Ciudad de México (10 de abril 2008).-

Sólo hay que pararse en una tienda departamental, una ferretería industrial o un HomeDepot para darse cuenta que algunos empresarios ya están haciendo la tarea, mientras la mayoría duerme el sueño de los justos. ¿Quiénes harán mejores negocios y, sobre todo, más rentables? Sin lugar a dudas los que, independiente de la calidad de sus artículos, se preocupen e inviertan en la construcción de una marca, su marca.

Magaña explica que, a diferencia de las firmas trasnacionales, los empresarios mexicanos parecen más enfocados a temas de calidad, operaciones, distribución y ventas. “Les preocupa más lo que han producido o vendido. No ven un motivo para cambiar”. Las empresas extranjeras radicadas o que se instalan en el país suelen traer resuelto el tema de las marcas, y muchas veces su mejor carta de entrada, el derecho de piso, es decir, el diferenciador, es un logotipo o colores que les permiten hacerse de un lugar en los anaqueles. Según un documento de Interbrand, “las marcas son activos muy importantes y, en muchos casos, el activo más valuable de la compañía”.

Para Landor, una consultora dedicada a temas de diseño y branding (parte del grupo Young & Rubicam), el valor de la marca es tan importante para un producto de consumo como para uno industrial. Al final del día, según explica Magaña, todas las empresas realizan operaciones B2B (business to business o relaciones con otras empresas, clientes, distribuidores, proveedores y bancos), B2E (business to employee, es decir, relaciones laborales, capacitación y atracción de talentos) y B2C (business to consumers, que son las relaciones con clientes y consumidores finales).
Pero, ¿hay diferencias en la manera de enfocar la marca de una pasta de dientes que la de un fabricante de fusibles o impresoras? Eduardo Fritsch, director general de RedWorks, señala que definitivamente deben manejarse de modo distinto los productos de consumo y los especializados o para profesionales (RedWorks es la división de branding y comunicación gráfica de la agencia Ogilvy). “Una gran diferencia es que en el primer caso la estructura está enfocada a la mercadotecnia y requiere un trabajo integral y de equipo porque las expectativas de éxito y los resultados esperados tienden a ser mayores. Si el producto no tiene una marca sólida, aunque sea bueno, no irá muy lejos”. Este es un problema común en la industria.

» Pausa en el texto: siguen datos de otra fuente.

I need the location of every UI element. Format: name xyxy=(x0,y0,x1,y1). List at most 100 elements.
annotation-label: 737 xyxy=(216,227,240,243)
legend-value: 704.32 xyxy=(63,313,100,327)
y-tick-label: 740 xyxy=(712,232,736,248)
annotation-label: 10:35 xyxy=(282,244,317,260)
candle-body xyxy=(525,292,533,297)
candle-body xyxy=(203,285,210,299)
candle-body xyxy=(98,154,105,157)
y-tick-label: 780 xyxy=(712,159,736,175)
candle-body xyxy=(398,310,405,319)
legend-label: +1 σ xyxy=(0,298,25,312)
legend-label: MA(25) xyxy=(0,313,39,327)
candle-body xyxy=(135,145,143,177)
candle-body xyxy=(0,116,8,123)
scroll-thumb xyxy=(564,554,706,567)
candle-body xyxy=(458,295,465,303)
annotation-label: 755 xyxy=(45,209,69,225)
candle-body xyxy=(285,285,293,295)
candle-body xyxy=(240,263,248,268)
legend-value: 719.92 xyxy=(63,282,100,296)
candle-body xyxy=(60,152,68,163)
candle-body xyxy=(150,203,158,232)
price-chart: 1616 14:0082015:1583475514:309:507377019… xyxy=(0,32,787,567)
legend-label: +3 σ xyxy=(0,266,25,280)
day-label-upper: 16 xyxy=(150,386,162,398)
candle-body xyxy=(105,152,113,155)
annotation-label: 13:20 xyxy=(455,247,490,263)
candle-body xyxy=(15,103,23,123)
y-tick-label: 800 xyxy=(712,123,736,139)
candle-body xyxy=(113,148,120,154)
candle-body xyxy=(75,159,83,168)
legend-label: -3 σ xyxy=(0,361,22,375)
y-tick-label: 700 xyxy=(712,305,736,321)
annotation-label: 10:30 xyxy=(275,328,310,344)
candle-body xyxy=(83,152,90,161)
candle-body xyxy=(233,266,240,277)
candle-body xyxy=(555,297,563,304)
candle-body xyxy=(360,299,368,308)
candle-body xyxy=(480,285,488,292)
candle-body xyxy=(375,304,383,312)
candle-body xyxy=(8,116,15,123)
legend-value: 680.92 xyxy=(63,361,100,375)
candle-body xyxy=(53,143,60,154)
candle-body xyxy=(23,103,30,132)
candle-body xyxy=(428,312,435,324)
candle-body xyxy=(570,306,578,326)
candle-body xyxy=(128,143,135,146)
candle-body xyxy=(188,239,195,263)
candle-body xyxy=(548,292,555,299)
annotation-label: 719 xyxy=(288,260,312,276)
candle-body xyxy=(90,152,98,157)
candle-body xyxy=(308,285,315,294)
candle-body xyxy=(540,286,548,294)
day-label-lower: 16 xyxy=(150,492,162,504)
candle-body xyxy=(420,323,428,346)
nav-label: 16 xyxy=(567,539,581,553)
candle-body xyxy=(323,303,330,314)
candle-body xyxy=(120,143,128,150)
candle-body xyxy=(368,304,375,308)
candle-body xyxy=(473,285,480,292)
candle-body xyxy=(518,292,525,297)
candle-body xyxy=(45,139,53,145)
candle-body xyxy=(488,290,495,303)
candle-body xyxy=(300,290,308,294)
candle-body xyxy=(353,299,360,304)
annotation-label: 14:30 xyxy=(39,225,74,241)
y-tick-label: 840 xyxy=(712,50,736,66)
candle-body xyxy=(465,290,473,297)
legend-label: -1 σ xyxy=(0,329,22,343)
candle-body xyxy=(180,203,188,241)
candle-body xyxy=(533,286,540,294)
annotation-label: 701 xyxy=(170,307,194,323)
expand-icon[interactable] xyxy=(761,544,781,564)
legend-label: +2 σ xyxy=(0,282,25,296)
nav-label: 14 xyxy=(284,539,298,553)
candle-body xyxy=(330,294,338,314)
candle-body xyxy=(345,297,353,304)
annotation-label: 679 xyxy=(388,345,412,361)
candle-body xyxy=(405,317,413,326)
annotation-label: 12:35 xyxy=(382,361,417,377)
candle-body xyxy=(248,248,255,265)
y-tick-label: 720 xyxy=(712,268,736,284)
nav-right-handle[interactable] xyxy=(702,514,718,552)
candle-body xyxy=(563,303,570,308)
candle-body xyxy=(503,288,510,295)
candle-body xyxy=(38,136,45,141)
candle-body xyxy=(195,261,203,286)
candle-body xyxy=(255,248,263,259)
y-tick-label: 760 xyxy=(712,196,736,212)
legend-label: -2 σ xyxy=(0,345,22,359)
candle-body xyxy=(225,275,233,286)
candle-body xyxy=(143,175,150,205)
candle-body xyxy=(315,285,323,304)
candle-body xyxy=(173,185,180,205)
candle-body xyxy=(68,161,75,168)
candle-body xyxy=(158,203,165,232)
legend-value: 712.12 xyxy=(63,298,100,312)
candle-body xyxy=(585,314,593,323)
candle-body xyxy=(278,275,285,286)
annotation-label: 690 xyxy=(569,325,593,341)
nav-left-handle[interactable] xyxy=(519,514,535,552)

En el caso de los productos y equipos industriales o para profesionales es posible manejar otras prioridades, centrarse en cuestiones técnicas, involucrar a expertos, hacer énfasis en conceptos de calidad, productividad, innovación, etcétera. Por eso es importante saber qué reacciones se despiertan cuando se ve un logotipo, un mensaje o se escucha un nombre.
Fristch llama la atención y previene sobre los casos, muy frecuentes, en que los industriales creen que todo se reduce a diseñar un logotipo o una imagen bonita, o que esperan que toda la historia y los valores puedan ser condensados en unos cuantos trazos. Efectivamente, existen logotipos y diseños que contienen tantos elementos y quieren comunicar tantas cosas que terminan siendo confusos. ¿Es importante que haya sido fundada hace 30 años? ¿No es obvio que todas las empresas sirven al cliente? ¿Es esencial decir que tiene sucursales en las principales ciudades o que utiliza materiales de primera calidad? Aquí, como en otros lugares, el que dice menos dice mejor.

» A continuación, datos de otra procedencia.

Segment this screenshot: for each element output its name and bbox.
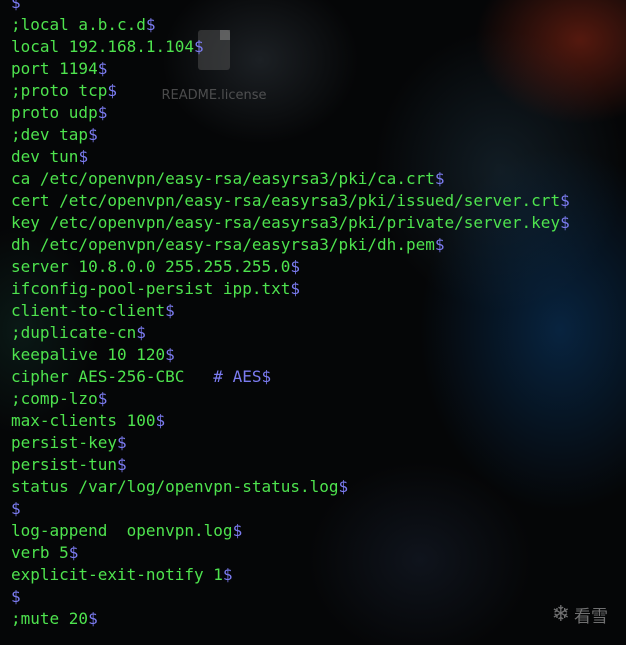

Mónica Magaña pone como ejemplo a Boeing, que a lo largo de los años se ha ocupado de hacerle saber a las aerolíneas y a sus trabajadores, pero también al mundo financiero y a toda la sociedad, que sus aviones son diseñados y construidos con el mayor cuidado y que son eficientes, cómodos y seguros. Aunque muy pocas personas deciden la compra de aviones, esta tarea de comunicación aumenta el valor de la marca y crea una serie de relaciones y preferencias racionales y emocionales.

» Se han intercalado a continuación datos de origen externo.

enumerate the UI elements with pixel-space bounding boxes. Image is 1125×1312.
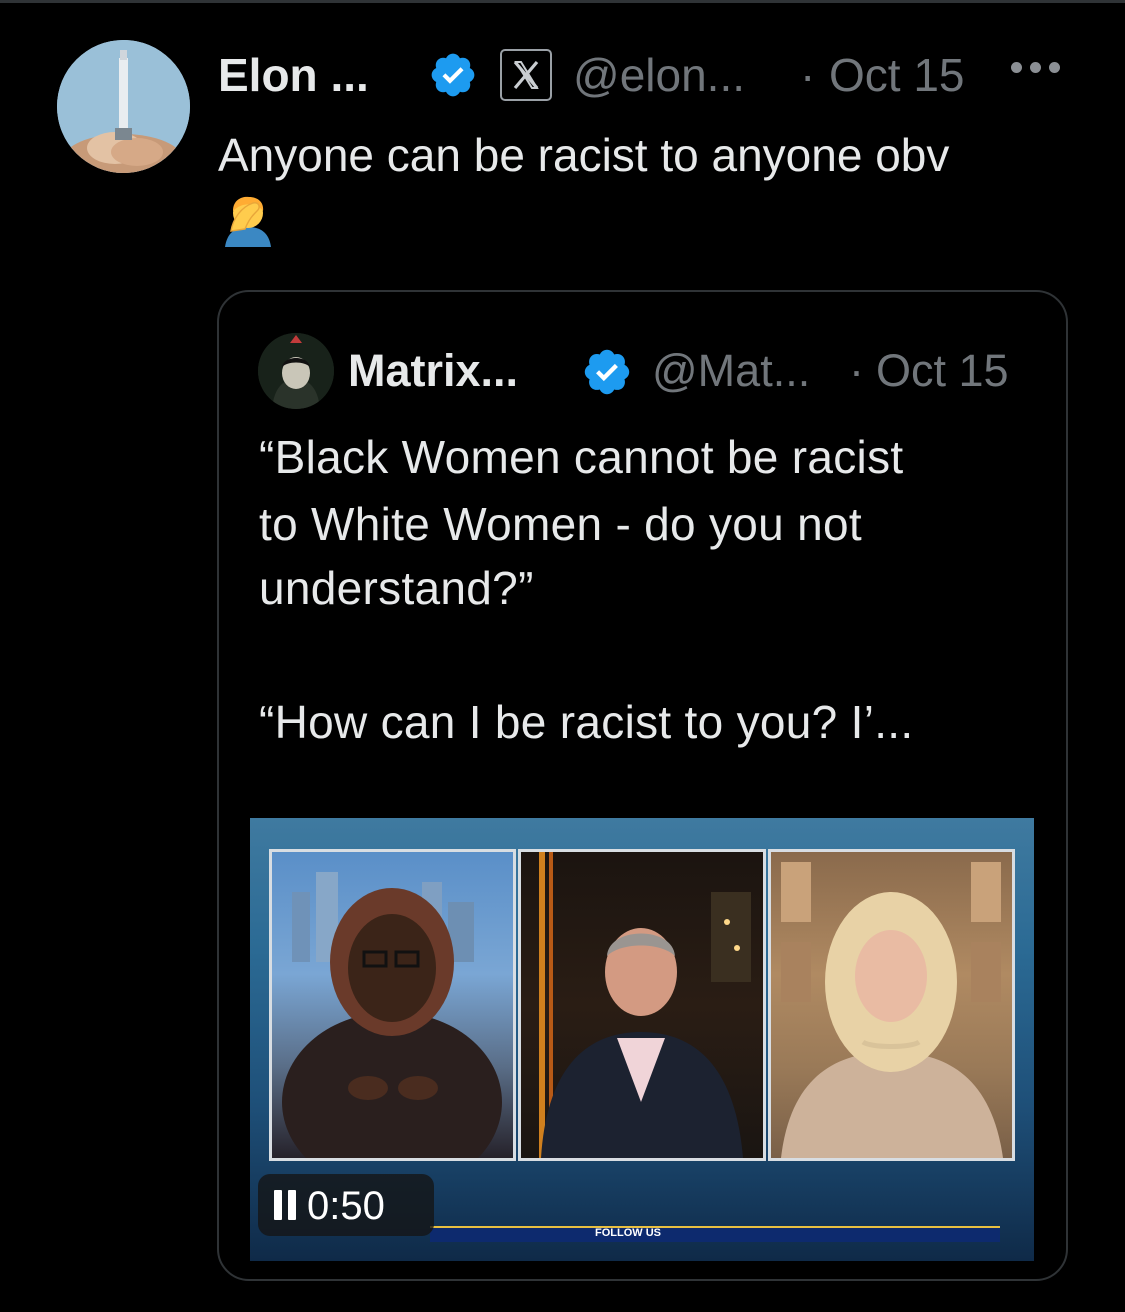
video-news-ticker [430, 1226, 1000, 1242]
video-panel-right [768, 849, 1015, 1161]
video-panel-center [518, 849, 766, 1161]
quoted-author-handle[interactable]: @Mat... [652, 345, 810, 397]
verified-badge-icon[interactable] [581, 346, 633, 398]
meta-separator: · [800, 49, 816, 101]
quoted-author-avatar[interactable] [258, 333, 334, 409]
post-timestamp[interactable]: Oct 15 [829, 48, 965, 102]
meta-separator: · [849, 345, 864, 396]
quoted-post-timestamp[interactable]: Oct 15 [876, 345, 1009, 397]
author-avatar[interactable] [57, 40, 190, 173]
top-divider [0, 0, 1125, 3]
video-ticker-text: FOLLOW US [595, 1227, 661, 1239]
author-name[interactable]: Elon ... [218, 48, 369, 102]
post-text: Anyone can be racist to anyone obv [218, 129, 950, 181]
quoted-text-line: understand?” [259, 562, 534, 614]
verified-badge-icon[interactable] [428, 50, 478, 100]
video-duration: 0:50 [307, 1184, 385, 1228]
rocket-launch-avatar-image [57, 40, 190, 173]
video-panel-left [269, 849, 516, 1161]
quoted-author-name[interactable]: Matrix... [348, 345, 518, 397]
author-handle[interactable]: @elon... [573, 48, 745, 102]
masked-figure-avatar-image [258, 333, 334, 409]
quoted-text-line: to White Women - do you not [259, 498, 862, 550]
quoted-text-line: “How can I be racist to you? I’... [259, 696, 914, 748]
x-logo-icon [500, 49, 552, 101]
video-playback-control[interactable]: 0:50 [258, 1174, 434, 1236]
more-options-icon[interactable] [1011, 58, 1063, 78]
quoted-text-line: “Black Women cannot be racist [259, 431, 904, 483]
pause-icon[interactable] [274, 1190, 296, 1220]
facepalm-emoji-icon [225, 196, 271, 247]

Al final, explica, el esfuerzo se traduce en un beneficio económico para todos. Es probable que los empleados, por ejemplo, se sientan orgullosos o atraídos por la empresa, y ese puede ser uno de los atributos para reclutar y retener personal capacitado. Dupont, 3M, Procter & Gamble, L’Oreal y Cemex son compañías con una gran experiencia en este campo. El caso de Cemex es proverbial. Es una empresa mexicana líder, pero pocas personas son conscientes de que no existe un cemento embolsado con ese nombre (la marca se reserva para el concreto premezclado) y que en realidad se vende con marcas regionales como Monterrey, Tolteca, Anáhuac, Maya, Campana, etcétera. La sombrilla de Cemex es tan sólida que las cobija a todas.
Procter & Gamble, al contrario, utiliza una arquitectura de marcas inversa en la que su nombre se vuelve invisible y permite que las diferentes líneas de productos vivan por su cuenta, sin el respaldo del corporativo. Es como extender la marca.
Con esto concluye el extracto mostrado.